Brittany Barnett, a member of Ms. Johnson’s legal team, expressed similar sentiments.

“Life in prison without the possibility of parole screams that a person is beyond hope, beyond redemption. And in Alice’s case, it is a punishment that absolutely did not fit the crime,” Ms. Barnett said. “President Trump saved Alice Johnson’s life today. We are extremely grateful and hope the president continues to use his clemency power to save lives.”

Mr. Trump has been wielding his clemency power with gusto.

Last week, he pardoned conservative filmmaker Dinesh D’Souza who pleaded guilty to campaign finance violations.

He also floated the idea of granting reprieves to former Illinois Gov. Rod R. Blagojevich, who was convicted of corruption, and lifestyle maven Martha Stewart, who was convinced in 2004 on charges linked to an insider-trading scheme.

Mr. Trump previous reprieves — he has pardoned a total of six people and commuted the sentences of two — fueled suspicion on the left that Mr. Trump is merely warming to pardon allies caught up in special counsel Robert Mueller’s investigation into Russian meddling in the 2016 presidential election.

Mr. Trump also pardoned former Arizona Sheriff Joe Arpaio for contempt of court, Kristian Mark Saucier for unauthorized retention of defense information, Lewis “Scooter” Libby for obstruction of justice and perjury and boxing legend Jack Johnson for transporting a white woman across state lines.

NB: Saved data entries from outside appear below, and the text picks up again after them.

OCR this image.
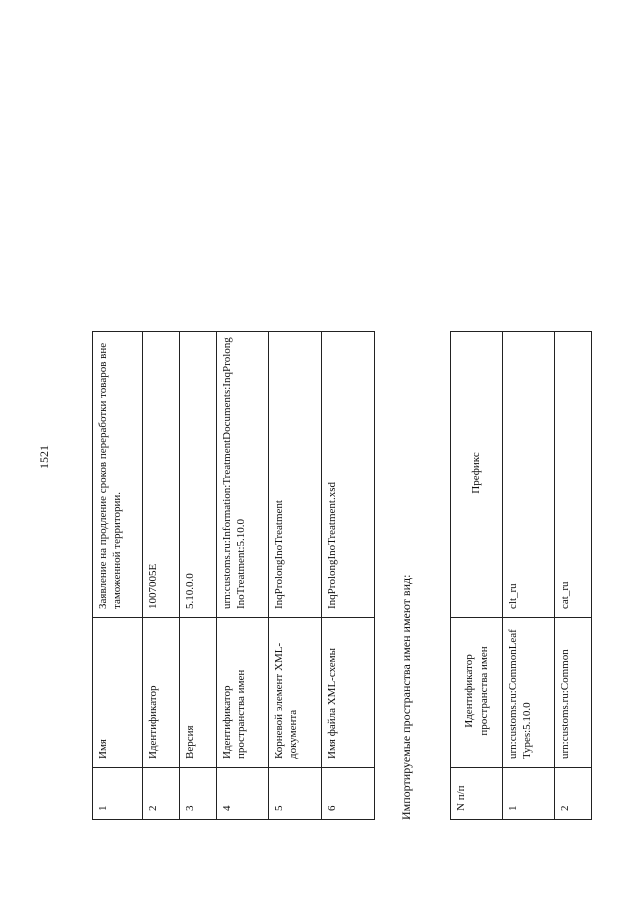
1521
1	Имя	Заявление на продление сроков переработки товаров вне таможенной территории.
2	Идентификатор	1007005E
3	Версия	5.10.0.0
4	Идентификатор пространства имен	urn:customs.ru:Information:TreatmentDocuments:InqProlongInoTreatment:5.10.0
5	Корневой элемент XML-документа	InqProlongInoTreatment
6	Имя файла XML-схемы	InqProlongInoTreatment.xsd
Импортируемые пространства имен имеют вид:	N п/п	Идентификатор пространства имен	Префикс
1	urn:customs.ru:CommonLeafTypes:5.10.0	clt_ru
2	urn:customs.ru:Common	cat_ru
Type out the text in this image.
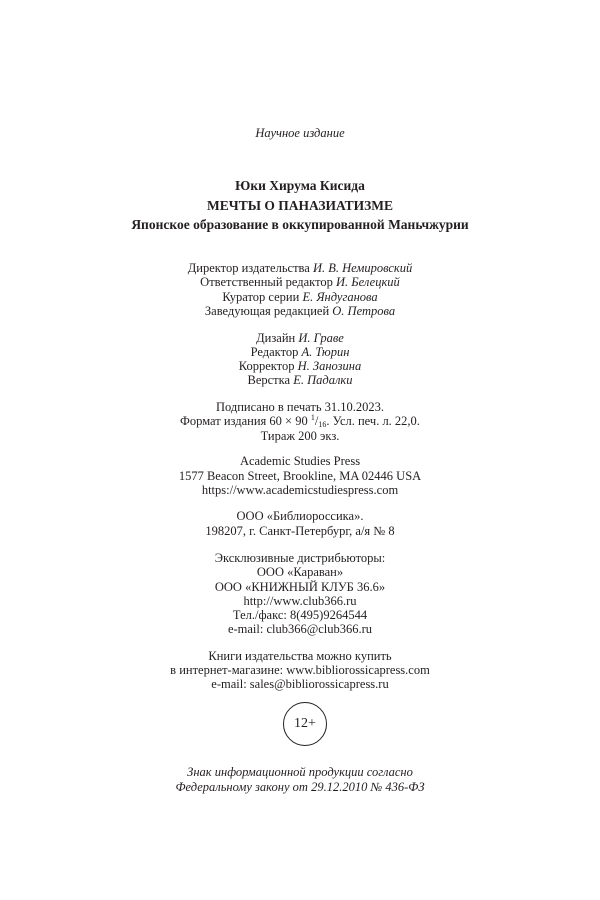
Научное издание
Юки Хирума Кисида
МЕЧТЫ О ПАНАЗИАТИЗМЕ
Японское образование в оккупированной Маньчжурии
Директор издательства И. В. Немировский
Ответственный редактор И. Белецкий
Куратор серии Е. Яндуганова
Заведующая редакцией О. Петрова
Дизайн И. Граве
Редактор А. Тюрин
Корректор Н. Занозина
Верстка Е. Падалки
Подписано в печать 31.10.2023.
Формат издания 60 × 90 $^1$/16. Усл. печ. л. 22,0.
Тираж 200 экз.
Academic Studies Press
1577 Beacon Street, Brookline, MA 02446 USA
https://www.academicstudiespress.com
ООО «Библиороссика».
198207, г. Санкт-Петербург, а/я № 8
Эксклюзивные дистрибьюторы:
ООО «Караван»
ООО «КНИЖНЫЙ КЛУБ 36.6»
http://www.club366.ru
Тел./факс: 8(495)9264544
e-mail: club366@club366.ru
Книги издательства можно купить
в интернет-магазине: www.bibliorossicapress.com
e-mail: sales@bibliorossicapress.ru
12+
Знак информационной продукции согласно
Федеральному закону от 29.12.2010 № 436-ФЗ
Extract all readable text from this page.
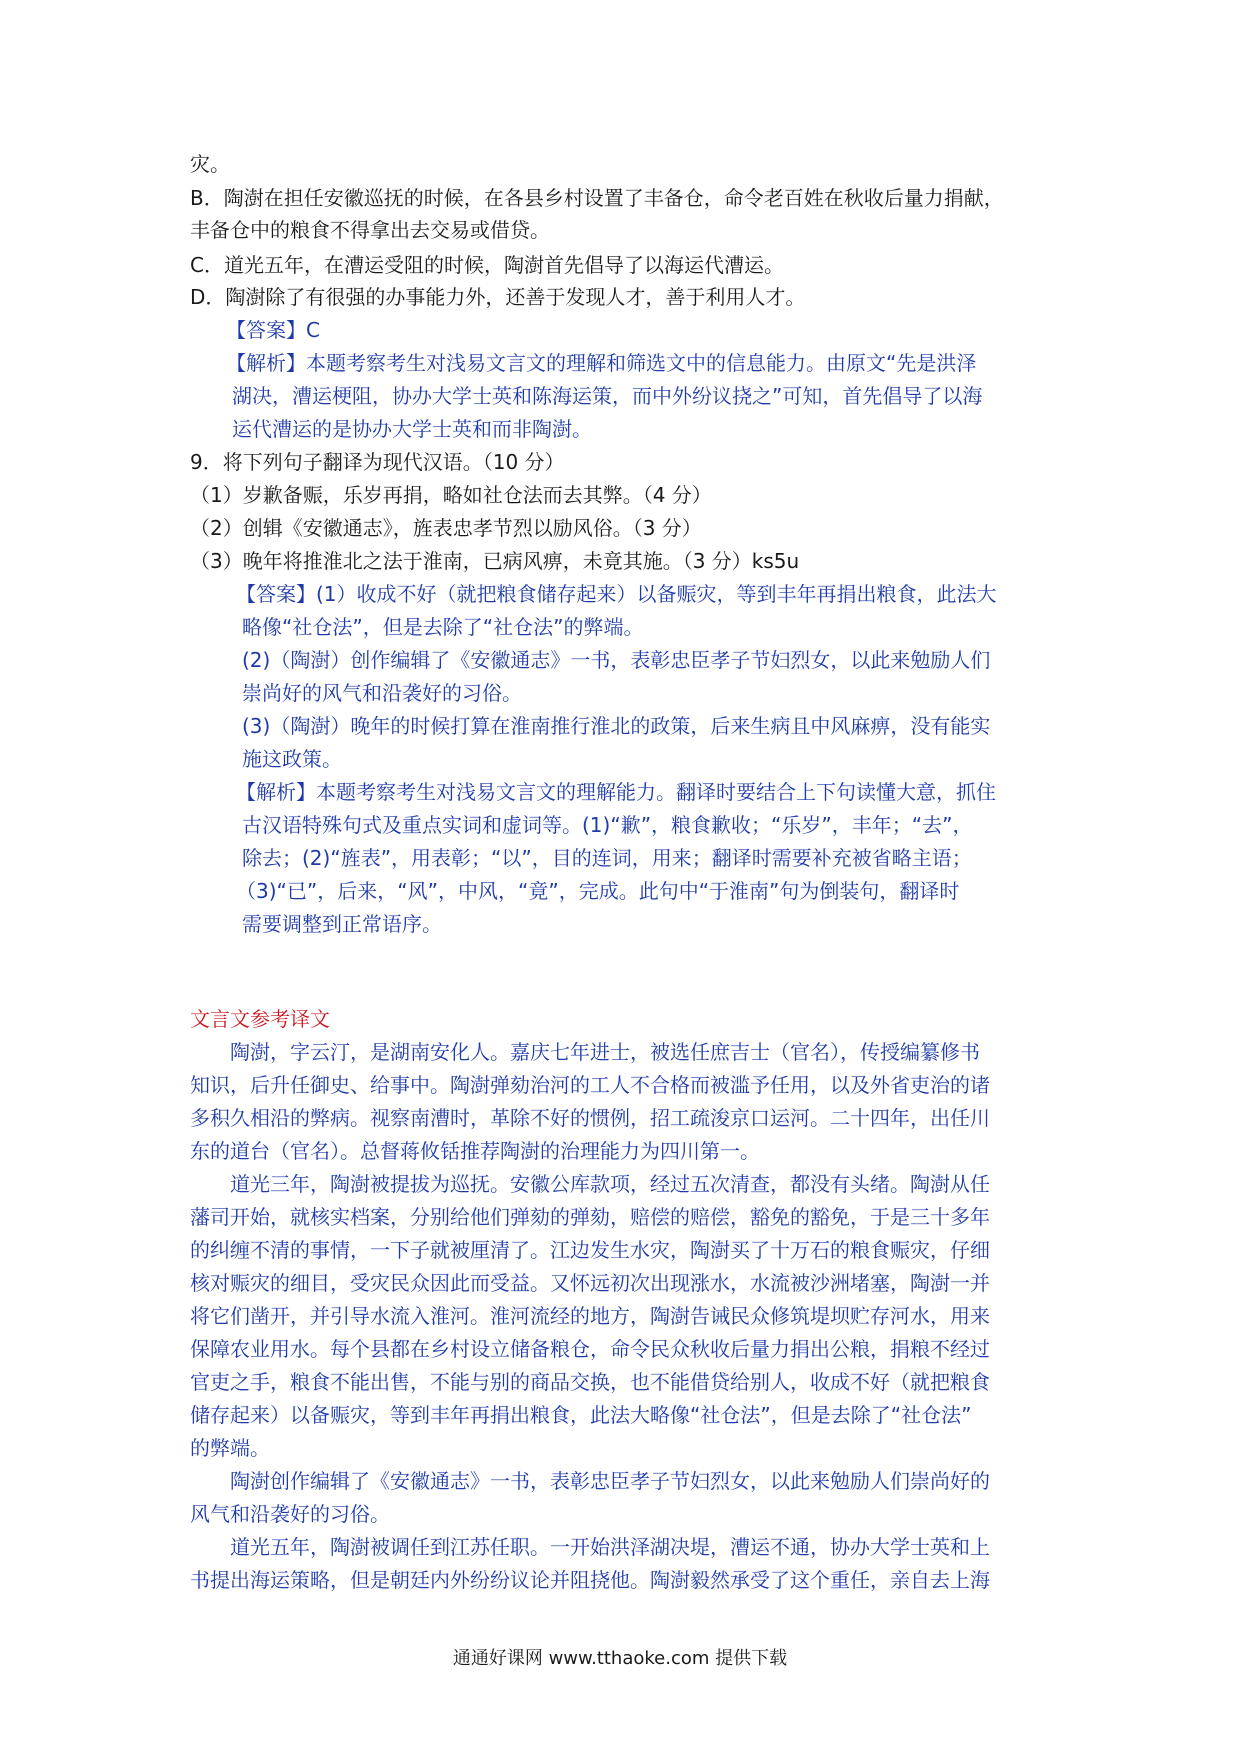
灾。
B．陶澍在担任安徽巡抚的时候，在各县乡村设置了丰备仓，命令老百姓在秋收后量力捐献，
丰备仓中的粮食不得拿出去交易或借贷。
C．道光五年，在漕运受阻的时候，陶澍首先倡导了以海运代漕运。
D．陶澍除了有很强的办事能力外，还善于发现人才，善于利用人才。
【答案】C
【解析】本题考察考生对浅易文言文的理解和筛选文中的信息能力。由原文“先是洪泽
湖决，漕运梗阻，协办大学士英和陈海运策，而中外纷议挠之”可知，首先倡导了以海
运代漕运的是协办大学士英和而非陶澍。
9．将下列句子翻译为现代汉语。（10 分）
（1）岁歉备赈，乐岁再捐，略如社仓法而去其弊。（4 分）
（2）创辑《安徽通志》，旌表忠孝节烈以励风俗。（3 分）
（3）晚年将推淮北之法于淮南，已病风痹，未竟其施。（3 分）ks5u
【答案】(1）收成不好（就把粮食储存起来）以备赈灾，等到丰年再捐出粮食，此法大
略像“社仓法”，但是去除了“社仓法”的弊端。
(2)（陶澍）创作编辑了《安徽通志》一书，表彰忠臣孝子节妇烈女，以此来勉励人们
崇尚好的风气和沿袭好的习俗。
(3)（陶澍）晚年的时候打算在淮南推行淮北的政策，后来生病且中风麻痹，没有能实
施这政策。
【解析】本题考察考生对浅易文言文的理解能力。翻译时要结合上下句读懂大意，抓住
古汉语特殊句式及重点实词和虚词等。(1)“歉”，粮食歉收；“乐岁”，丰年；“去”，
除去；(2)“旌表”，用表彰；“以”，目的连词，用来；翻译时需要补充被省略主语；
（3)“已”，后来，“风”，中风，“竟”，完成。此句中“于淮南”句为倒装句，翻译时
需要调整到正常语序。
文言文参考译文
陶澍，字云汀，是湖南安化人。嘉庆七年进士，被选任庶吉士（官名），传授编纂修书
知识，后升任御史、给事中。陶澍弹劾治河的工人不合格而被滥予任用，以及外省吏治的诸
多积久相沿的弊病。视察南漕时，革除不好的惯例，招工疏浚京口运河。二十四年，出任川
东的道台（官名）。总督蒋攸铦推荐陶澍的治理能力为四川第一。
道光三年，陶澍被提拔为巡抚。安徽公库款项，经过五次清查，都没有头绪。陶澍从任
藩司开始，就核实档案，分别给他们弹劾的弹劾，赔偿的赔偿，豁免的豁免，于是三十多年
的纠缠不清的事情，一下子就被厘清了。江边发生水灾，陶澍买了十万石的粮食赈灾，仔细
核对赈灾的细目，受灾民众因此而受益。又怀远初次出现涨水，水流被沙洲堵塞，陶澍一并
将它们凿开，并引导水流入淮河。淮河流经的地方，陶澍告诫民众修筑堤坝贮存河水，用来
保障农业用水。每个县都在乡村设立储备粮仓，命令民众秋收后量力捐出公粮，捐粮不经过
官吏之手，粮食不能出售，不能与别的商品交换，也不能借贷给别人，收成不好（就把粮食
储存起来）以备赈灾，等到丰年再捐出粮食，此法大略像“社仓法”，但是去除了“社仓法”
的弊端。
陶澍创作编辑了《安徽通志》一书，表彰忠臣孝子节妇烈女，以此来勉励人们崇尚好的
风气和沿袭好的习俗。
道光五年，陶澍被调任到江苏任职。一开始洪泽湖决堤，漕运不通，协办大学士英和上
书提出海运策略，但是朝廷内外纷纷议论并阻挠他。陶澍毅然承受了这个重任，亲自去上海
通通好课网 www.tthaoke.com 提供下载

The personal touch in issuing pardons, while within his constitutional authority, has raised eyebrows.

Of the six pardons, only Mr. Saucier’s originated as a petition to the Justice Department’s pardons office.

The president is not required to rely on the guidance of the pardons office, but that has been the practice for previous occupants of the Oval Office.

Ivanka Trump, the president’s elder daughter and top adviser, said the commutation was part of a broader effort.

“This Administration believes in second chances for those, like Alice, who have paid their debt to society and we are working w/ Congress on #PrisonReform to benefit millions of America’s most forgotten women and men,” she tweeted.